El optimismo de Cindy es contagioso. Su energía es enorme: “Por las tardes suelo cantar tres o cuatro horas, hasta que la bocina se queda sin batería. Y agradezco que sea así, porque si fuera por mí, me quedaría todo el día. Cuando canto, el tiempo deja de existir: las horas se me van como si fueran minutos y lo único que queda es la música flotando en el aire”, dice con una sonrisa que abarca la Plaza Fundadores.
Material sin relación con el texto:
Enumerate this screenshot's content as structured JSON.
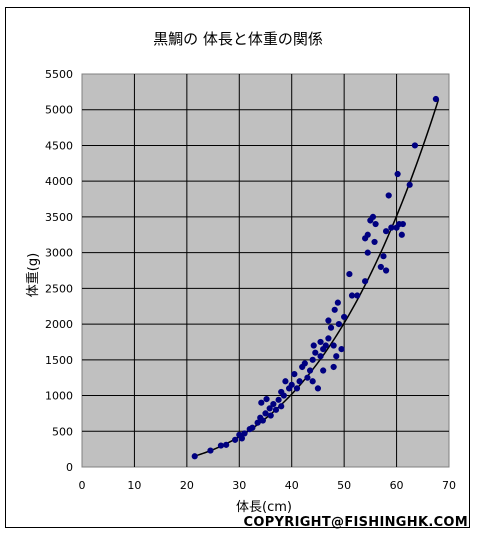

“Yo estoy enamorada de Guadalajara, de su gente”, remarca. “Yo vengo de Monterrey, una ciudad grande e industrial, donde la prisa marca el paso. Aquí encontré otro ritmo: personas que se detienen a escuchar, a platicar, a compartir un recuerdo a partir de una canción. Muchas veces me dicen: ‘Esa melodía me recuerda a mi mamá’, o ‘la cantaba mi pareja cuando nos conocimos’. Siento que lo que estoy haciendo impacta en algo, que está repercutiendo en las personas que van pasando por aquí, y yo con eso me doy por bien servida”.
Su historia podría contarse como una cadena de obstáculos vencidos: la ceguera, la depresión, el sueldo mínimo, el miedo al ridículo. Pero Cindy no la narra así. Prefiere hablar de constancia, de disciplina, de amor por lo que hace. Y sobre todo, de una certeza que repite cada vez que alguien le pregunta por su filosofía de vida: “Nunca es tarde para dejar lo que incomoda, ni para empezar algo distinto, ni para vivir de verdad tu propósito”.
La gente pasa con prisa a nuestro lado, pero cuando ella canta, algo se detiene. Los pasos se frenan, los recuerdos regresan, el entorno se siente vulnerable y humano. Cindy perdió la vista, pero nunca perdió el rumbo. Y eso es más de lo que muchos pueden decir de sí mismos.